Chefe de operações internacionais da Apex-Brasil explica como funcionam os dez escritórios da Agênci

Para promover os produtos brasileiros no exterior e atrair investimento para o país, a Apex-Brasil conta com uma ferramenta poderosa: dez escritórios localizados em países e mercados estratégicos para o empresariado brasileiro. Nessas extensões, a Agência forma uma extensa rede de oportunidades de negócios para os exportadores nacionais. Ali são oferecidos serviços como estudos de negócios e apoio à internacionalização, por exemplo.

Atualmente, os escritórios da Apex-Brasil estão localizados em Miami e São Francisco (Estados Unidos), Dubai (Emirados Árabes Unidos), Luanda (Angola), Xangai e Pequim (China), Moscou (Rússia), Bogotá (Colômbia), Havana (Cuba) e Bruxelas (Bélgica).

Para falar sobre a função dos escritórios, sua abrangência e importância, o Blog da Apex-Brasil conversou com Silvia Breda, chefe de operações internacionais da Apex-Brasil. Confira!

Como funcionam os escritórios da Apex-Brasil no exterior?

Hoje temos dez escritórios e uma estrutura que abriga 50 colaboradores. Esses escritórios quase sempre têm uma atuação regional e trabalham de maneira diferente. O que o escritório de Miami faz, por exemplo, difere do que é feito em Moscou. Tudo vai depender da característica de cada país, continente, etc. O que todos têm em comum são os produtos personalizados para as empresas brasileiras.

Como se dá o atendimento nesses escritórios?

O primeiro critério de atendimento é que a empresa seja brasileira e com sede no Brasil. Ela deve entrar em contato com a área de atendimento com clientes da Apex-Brasil, mas também atendemos demandas que chegam diretamente para o escritório.
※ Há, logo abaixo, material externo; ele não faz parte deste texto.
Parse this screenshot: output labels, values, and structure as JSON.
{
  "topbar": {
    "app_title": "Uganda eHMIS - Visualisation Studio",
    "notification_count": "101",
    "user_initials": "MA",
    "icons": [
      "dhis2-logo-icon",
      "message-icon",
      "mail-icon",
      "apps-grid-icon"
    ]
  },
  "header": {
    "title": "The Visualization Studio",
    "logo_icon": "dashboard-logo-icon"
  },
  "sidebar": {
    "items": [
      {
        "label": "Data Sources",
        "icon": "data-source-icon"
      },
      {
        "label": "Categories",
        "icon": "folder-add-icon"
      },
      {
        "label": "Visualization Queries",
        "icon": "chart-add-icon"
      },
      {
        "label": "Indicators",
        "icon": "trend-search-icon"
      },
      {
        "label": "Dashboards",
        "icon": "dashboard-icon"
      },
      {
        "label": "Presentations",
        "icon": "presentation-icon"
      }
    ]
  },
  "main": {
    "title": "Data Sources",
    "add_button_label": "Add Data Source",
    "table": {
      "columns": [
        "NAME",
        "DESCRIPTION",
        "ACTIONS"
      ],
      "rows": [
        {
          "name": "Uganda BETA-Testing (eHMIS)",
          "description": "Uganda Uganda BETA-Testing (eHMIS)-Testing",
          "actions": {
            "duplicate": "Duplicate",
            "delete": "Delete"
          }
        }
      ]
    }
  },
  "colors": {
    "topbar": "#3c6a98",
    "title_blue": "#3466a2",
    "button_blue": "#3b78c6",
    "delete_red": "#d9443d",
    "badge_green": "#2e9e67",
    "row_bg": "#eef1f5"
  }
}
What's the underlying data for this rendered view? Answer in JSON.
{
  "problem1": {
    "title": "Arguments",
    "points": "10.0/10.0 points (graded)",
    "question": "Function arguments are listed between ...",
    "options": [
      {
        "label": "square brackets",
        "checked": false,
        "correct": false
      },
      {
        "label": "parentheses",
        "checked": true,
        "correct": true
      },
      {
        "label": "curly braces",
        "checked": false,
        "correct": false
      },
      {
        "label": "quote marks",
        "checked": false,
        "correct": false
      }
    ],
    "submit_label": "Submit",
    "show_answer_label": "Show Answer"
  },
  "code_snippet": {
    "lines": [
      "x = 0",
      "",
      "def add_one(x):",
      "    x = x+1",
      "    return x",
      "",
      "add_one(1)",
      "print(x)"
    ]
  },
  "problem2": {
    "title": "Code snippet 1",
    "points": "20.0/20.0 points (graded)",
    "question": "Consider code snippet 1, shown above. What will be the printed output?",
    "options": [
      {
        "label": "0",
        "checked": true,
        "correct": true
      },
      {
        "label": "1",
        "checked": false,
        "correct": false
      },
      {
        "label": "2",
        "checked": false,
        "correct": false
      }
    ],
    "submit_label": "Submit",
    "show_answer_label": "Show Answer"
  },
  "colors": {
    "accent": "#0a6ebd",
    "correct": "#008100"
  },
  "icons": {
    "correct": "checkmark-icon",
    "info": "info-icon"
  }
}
E quais os serviços que são prestados nos escritórios?

Os escritórios trabalham para apresentar serviços que são importantes na hora da inserção internacional da empresa, como estudos de mercado, prospecção de negócios e suporte para internacionalização. Eles também atuam diretamente no contato com investidores internacionais.

E são os mesmos produtos para cada escritório?

Não. Alguns produtos são específicos de algumas unidades. O escritório de São Francisco, por exemplo, trabalha com uma mentoria no Vale do Silício. É o tipo de serviço que não se encaixa em nenhum outro escritório. Miami, Dubai e Bruxelas têm espaço físico para as empresas se instalarem nessas cidades por certo tempo. Isso porque existe demanda para isso na região. Então, nós adaptamos os produtos de acordo com o mercado e com a demanda brasileira.

E qual a abrangência desses escritórios?

Os escritórios trabalham com regiões, não com cidades. O escritório de Bruxelas cobre toda a Europa, Moscou cuida da Eurásia, Pequim é responsável pela Ásia, Dubai com o Oriente Médio e Norte da África, o escritório de Angola cuida da África, o da América do Sul está baseado na Colômbia, mas ele é mais focado em Colômbia e Peru, porque Argentina, Uruguai e Paraguai tem tratamento fronteiriços diferenciado. O da América do Norte tem dois postos que trabalham juntos, mas com afinidade de setores, como o de São Francisco, que atua mais com setores de inovação e tecnologia, e Miami com produtos. O único que tem atuação local é Cuba, pela característica de networking do país, pela forma de fazer negócio.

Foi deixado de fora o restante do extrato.